Face à la commission des sénateurs de tous bords (sauf LREM, qui a boycotté l'audition), l'ancien chargé de mission de l'Élysée s'est défendu d'avoir bénéficié de passe-droits. Il dénonce à nouveau "un acharnement médiatique" et une "instrumentalisation à des fins politiques".

Alexandre Benalla devant la commission sénatoriale le 19 septembre 2018
Alexandre Benalla devant la commission sénatoriale le 19 septembre 2018 © AFP / Bertrand Guay

C'était la 23e audition organisée par le Sénat depuis le début de cette commission d'enquête, mais très certainement la plus observée. Le suspense avait d'ailleurs été alimenté par le principal intéressé lui-même, Alexandre Benalla ayant d'abord annoncé qu'il refusait d'y participer, avant de changer d'avis et de se rendre "contraint" devant une commission qui, selon lui, "bafoue notre démocratie".
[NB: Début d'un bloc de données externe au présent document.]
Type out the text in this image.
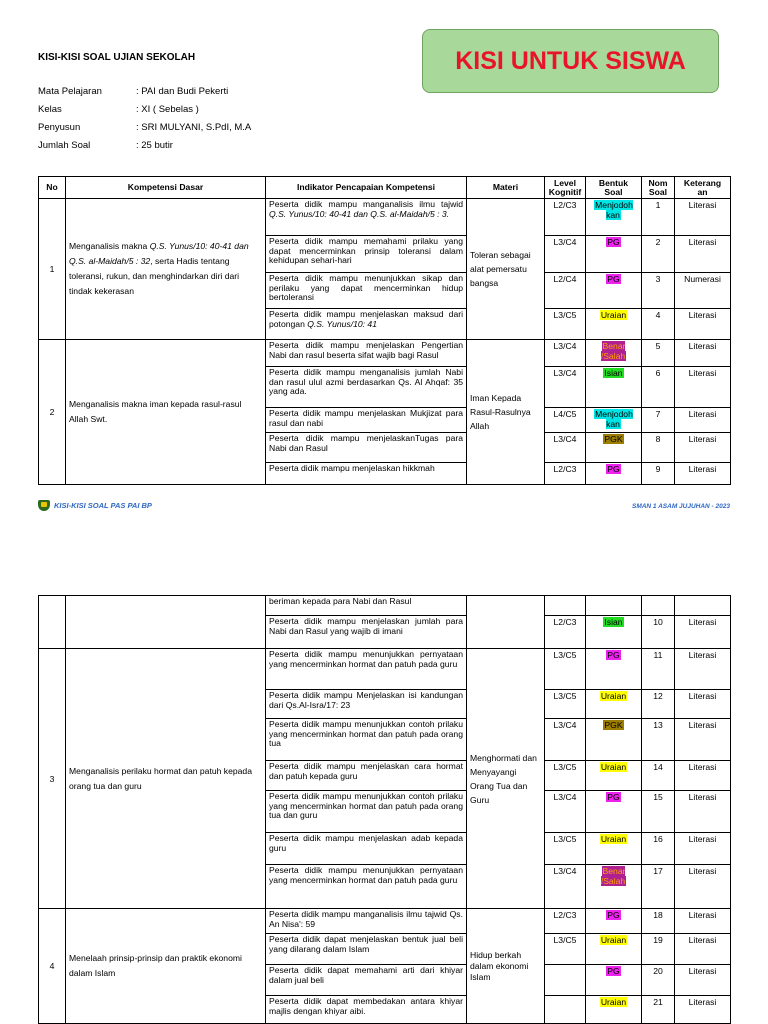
KISI-KISI SOAL UJIAN SEKOLAH	KISI UNTUK SISWA
Mata Pelajaran	: PAI dan Budi Pekerti
Kelas	: XI ( Sebelas )
Penyusun	: SRI MULYANI, S.PdI, M.A
Jumlah Soal	: 25 butir
No	Kompetensi Dasar	Indikator Pencapaian Kompetensi	Materi	Level Kognitif	Bentuk Soal	Nom Soal	Keterang an
1	Menganalisis makna Q.S. Yunus/10: 40-41 dan Q.S. al-Maidah/5 : 32, serta Hadis tentang toleransi, rukun, dan menghindarkan diri dari tindak kekerasan	Peserta didik mampu manganalisis ilmu tajwid Q.S. Yunus/10: 40-41 dan Q.S. al-Maidah/5 : 3.	Toleran sebagai alat pemersatu bangsa	L2/C3	Menjodoh kan	1	Literasi
		Peserta didik mampu memahami prilaku yang dapat mencerminkan prinsip toleransi dalam kehidupan sehari-hari		L3/C4	PG	2	Literasi
		Peserta didik mampu menunjukkan sikap dan perilaku yang dapat mencerminkan hidup bertoleransi		L2/C4	PG	3	Numerasi
		Peserta didik mampu menjelaskan maksud dari potongan Q.S. Yunus/10: 41		L3/C5	Uraian	4	Literasi
2	Menganalisis makna iman kepada rasul-rasul Allah Swt.	Peserta didik mampu menjelaskan Pengertian Nabi dan rasul beserta sifat wajib bagi Rasul	Iman Kepada Rasul-Rasulnya Allah	L3/C4	Benar /Salah	5	Literasi
		Peserta didik mampu menganalisis jumlah Nabi dan rasul ulul azmi berdasarkan Qs. Al Ahqaf: 35 yang ada.		L3/C4	Isian	6	Literasi
		Peserta didik mampu menjelaskan Mukjizat para rasul dan nabi		L4/C5	Menjodoh kan	7	Literasi
		Peserta didik mampu menjelaskanTugas para Nabi dan Rasul		L3/C4	PGK	8	Literasi
		Peserta didik mampu menjelaskan hikkmah		L2/C3	PG	9	Literasi
KISI-KISI SOAL PAS PAI BP	SMAN 1 ASAM JUJUHAN - 2023
		beriman kepada para Nabi dan Rasul					
		Peserta didik mampu menjelaskan jumlah para Nabi dan Rasul yang wajib di imani		L2/C3	Isian	10	Literasi
3	Menganalisis perilaku hormat dan patuh kepada orang tua dan guru	Peserta didik mampu menunjukkan pernyataan yang mencerminkan hormat dan patuh pada guru	Menghormati dan Menyayangi Orang Tua dan Guru	L3/C5	PG	11	Literasi
		Peserta didik mampu Menjelaskan isi kandungan dari Qs.Al-Isra/17: 23		L3/C5	Uraian	12	Literasi
		Peserta didik mampu menunjukkan contoh prilaku yang mencerminkan hormat dan patuh pada orang tua		L3/C4	PGK	13	Literasi
		Peserta didik mampu menjelaskan cara hormat dan patuh kepada guru		L3/C5	Uraian	14	Literasi
		Peserta didik mampu menunjukkan contoh prilaku yang mencerminkan hormat dan patuh pada orang tua dan guru		L3/C4	PG	15	Literasi
		Peserta didik mampu menjelaskan adab kepada guru		L3/C5	Uraian	16	Literasi
		Peserta didik mampu menunjukkan pernyataan yang mencerminkan hormat dan patuh pada guru		L3/C4	Benar /Salah	17	Literasi
4	Menelaah prinsip-prinsip dan praktik ekonomi dalam Islam	Peserta didik mampu manganalisis ilmu tajwid Qs. An Nisa': 59	Hidup berkah dalam ekonomi Islam	L2/C3	PG	18	Literasi
		Peserta didik dapat menjelaskan bentuk jual beli yang dilarang dalam Islam		L3/C5	Uraian	19	Literasi
		Peserta didik dapat memahami arti dari khiyar dalam jual beli			PG	20	Literasi
		Peserta didik dapat membedakan antara khiyar majlis dengan khiyar aibi.			Uraian	21	Literasi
Le ton (ou la stratégie) a bien changé ce mercredi 19 septembre. Alexandre Benalla arrive d'abord avec des excuses. "J'ai un profond respect pour le Sénat, j'ai un profond respect pour les sénateurs" assure-t-il devant le président de la commission Phillipe Bas, qu'il qualifiait la semaine passée de "petit marquis". "Je suis bien élevé, je vous présente mes excuses, monsieur Bas. On n'attaque pas les hommes."

"Je n'ai eu aucun avantage en nature"

Voilà pour le ton, mais qu'en est-il du fond ? Faute d'avoir le droit d'enquêter sur les violences commises le 1er mai, les sénateurs se sont intéressés au parcours d'Alexandre Benalla et à ses fonctions à l'Élysée jusqu'aux révélations du Monde. Ils n'y ont pas appris beaucoup plus que ce que la presse et la commission de l'Assemblée nationale avaient déjà permis d'obtenir.

Alexandre Benalla s'est même efforcé pendant 2h30 de relativiser le rôle qu'il avait à l'Élysée, tout en précisant son parcours professionnel et son ascension. "J'ai travaillé au service d'ordre du Parti socialiste, où j'ai croisé un certain nombre d'entre vous que je reconnais dans cette salle", rappelle-t-il face aux sénateurs. Puis "j'ai été sollicité par un camarade qui avait rejoint La République en Marche". En revanche, il assure n'avoir jamais été "le garde du corps d'Emmanuel Macron", et n'avoir eu que des fonctions "d'organisation générale et de coordination générale de terrain". "Ce n'était pas une fonction opérationnelle mais une fonction administrative".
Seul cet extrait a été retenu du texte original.